Cadillac STS : Traitée pour l’Europe

Dans le cadre de son redéploiement "Produits" en Europe, Cadillac vient de présenter la nouvelle STS qui prend place sur le segment premium. A la fois statutaire et décalée, la belle américaine sera néanmoins handicapée par l'absence de Diesel. Du coup, ses ventes resteront confidentielles. Imaginez...

...un salon de danse fastueux et policé, un bal huppé qui décline valses et paso-dobles dans un confort bourgeois. Comme un écho à la scène magique du Guépard. Sous les lambris, sur le parquet resplendissant dansent calmement sur quatre roues des Mercedes et des BMW parées de noir. Leurs sages arabesques sont soudain troublées par un bruit… Un inopportun s'invite : une Cadillac STS gris métallisé avance sa calandre proéminente dans le salon dans un mouvement d'intimidation, puis rentre tout à fait et se lance dans un ersatz de rock endiablé, faisant reculer les Mercedes et les BMW effarouchées, puis jouant à leur faire peur, à les impressionner. Cette scène constitue tout simplement la publicité pour la STS outre-Atlantique, où l'on exploite sans vergogne le filon comparatif. La STS présentée comme un modèle venant dépoussiérer le très classique segment du haut de gamme, dérider la morgue germanique et les mines compassées de l'establishment. A la lisière du poncif du gentil blouson noir venant désennuyer les copines des bien stricts fils à papa en pleine boum. Un spot publicitaire que nous ne verrons naturellement pas en Europe… "Il ne passerait pas du tout sur le Vieux Continent ! Et il n'aurait aucun impact car, ici, nous manquons de poids et de notoriété pour prétendre pouvoir utiliser cette stratégie", lance John Howell, directeur produit Cadillac. Un manque de notoriété qui reste cependant relatif. "Par rapport au marché européen, nous disposons d'un atout capital qui réside dans le fait que nous pouvons faire valoir une histoire, un héritage", tient ainsi à tempérer Gerard Jansen, responsable opérationnel de Cadillac et Corvette, avant d'ajouter : "Or, que vous soyez dans les montres de luxe, les vêtements de luxe ou les véhicules premium, c'est un argument capital aux yeux des consommateurs européens."

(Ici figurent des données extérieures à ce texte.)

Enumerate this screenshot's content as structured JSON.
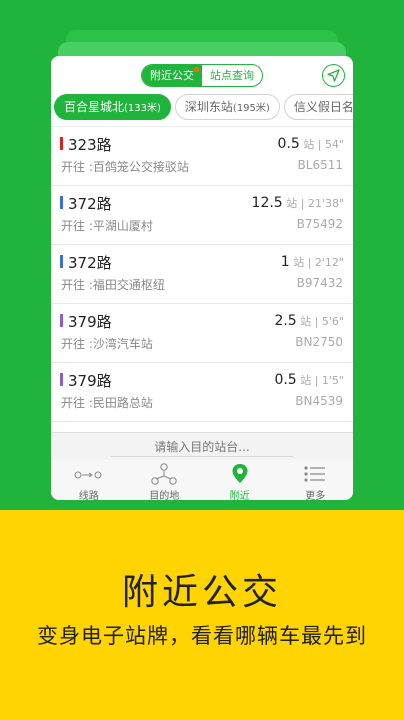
{
  "top_seg": {
    "nearby": "附近公交",
    "stop_query": "站点查询"
  },
  "stop_tabs": [
    {
      "name": "百合星城北",
      "dist": "(133米)"
    },
    {
      "name": "深圳东站",
      "dist": "(195米)"
    },
    {
      "name": "信义假日名城(",
      "dist": ""
    }
  ],
  "routes": [
    {
      "name": "323路",
      "dest": "开往 :百鸽笼公交接驳站",
      "stops": "0.5",
      "unit": "站",
      "time": "54\"",
      "plate": "BL6511",
      "color": "#e02020"
    },
    {
      "name": "372路",
      "dest": "开往 :平湖山厦村",
      "stops": "12.5",
      "unit": "站",
      "time": "21'38\"",
      "plate": "B75492",
      "color": "#3a6ed8"
    },
    {
      "name": "372路",
      "dest": "开往 :福田交通枢纽",
      "stops": "1",
      "unit": "站",
      "time": "2'12\"",
      "plate": "B97432",
      "color": "#3a6ed8"
    },
    {
      "name": "379路",
      "dest": "开往 :沙湾汽车站",
      "stops": "2.5",
      "unit": "站",
      "time": "5'6\"",
      "plate": "BN2750",
      "color": "#8a5cd8"
    },
    {
      "name": "379路",
      "dest": "开往 :民田路总站",
      "stops": "0.5",
      "unit": "站",
      "time": "1'5\"",
      "plate": "BN4539",
      "color": "#8a5cd8"
    }
  ],
  "search": {
    "placeholder": "请输入目的站台..."
  },
  "nav": {
    "route": "线路",
    "destination": "目的地",
    "nearby": "附近",
    "more": "更多"
  },
  "promo": {
    "headline": "附近公交",
    "subline": "变身电子站牌，看看哪辆车最先到"
  },
  "colors": {
    "green": "#20b43c",
    "yellow": "#ffd400"
  }
}
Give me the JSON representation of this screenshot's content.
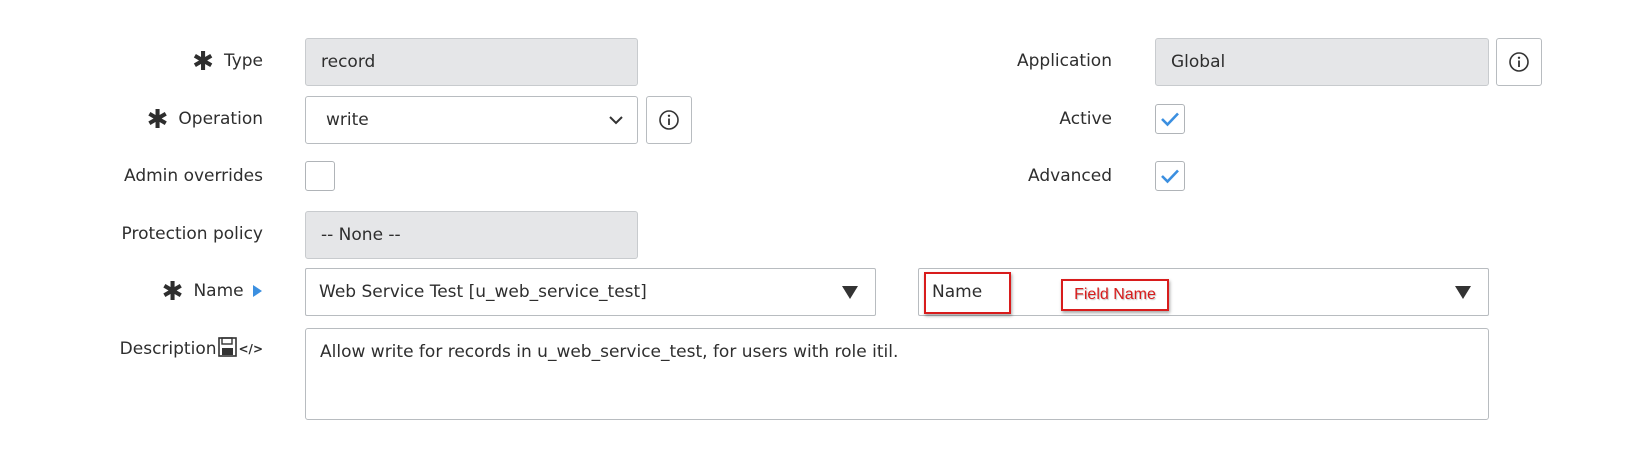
{
  "form": {
    "type": {
      "label": "Type",
      "value": "record"
    },
    "operation": {
      "label": "Operation",
      "value": "write"
    },
    "admin_overrides": {
      "label": "Admin overrides",
      "checked": false
    },
    "protection_policy": {
      "label": "Protection policy",
      "value": "-- None --"
    },
    "name": {
      "label": "Name",
      "table_value": "Web Service Test [u_web_service_test]",
      "field_value": "Name"
    },
    "description": {
      "label": "Description",
      "code_toggle": "</>",
      "value": "Allow write for records in u_web_service_test, for users with role itil."
    },
    "application": {
      "label": "Application",
      "value": "Global"
    },
    "active": {
      "label": "Active",
      "checked": true
    },
    "advanced": {
      "label": "Advanced",
      "checked": true
    }
  },
  "annotations": {
    "field_name_label": "Field Name"
  },
  "colors": {
    "check_blue": "#3b8fe0",
    "annotation_red": "#d81c1c",
    "readonly_bg": "#e5e6e8"
  }
}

A la peine en Europe, Cadillac a retrouvé son lustre outre-Atlantique

L'histoire de Cadillac peut se résumer à l'image d'Epinal de la belle limousine américaine agrémentée d'un gros moteur vorace faisant fi des contingences de la consommation. Son héritage, c'est le rêve, le cinéma. Mais aussi le jadis, les temps révolus, car ledit héritage a été largement dilapidé… En France, par exemple, Cadillac, Corvette et Chevrolet ont enregistré 300 immatriculations en 2004… A titre de comparaison, Cadillac a affiché l'an passé ses meilleures ventes depuis 1990 en Amérique du Nord. Avec 245 000 immatriculations, la marque a devancé Mercedes sur le segment du luxe, tout en demeurant en retrait de BMW et Lexus. "Nos résultats sont très satisfaisants aux Etats-Unis. Mais l'Asie est aussi un objectif prioritaire de GM pour Cadillac. Et bien sûr, nous misons aussi sur l'Europe, comme en témoignent nos efforts en matière de développement de notre force de distribution dans cette zone", déclare Gerard Jansen. Pour tenter de réussir en Europe, Cadillac a dû se rendre à l'évidence : il fallait recomposer un catalogue produits digne de ce nom et accepter de s'adapter à la sensibilité particulière des clients. Des impératifs certes basiques, voire frustes, mais qui nécessitent une réelle volonté d'investir. "Désormais, les produits destinés à l'Europe sont développés en Europe. En outre, nous misons sur un style différencié et sur une gamme très homogène qui s'appuie sur le principe de l'air de famille", indique Gerard Jansen, avant de poursuivre : "Et nous attendons la BLS avec impatience ! Elle sera produite en Europe et doit nous apporter du volume. Parallèlement, il faut que le développement de notre réseau se poursuive pour que nous puissions être à la hauteur de nos objectifs."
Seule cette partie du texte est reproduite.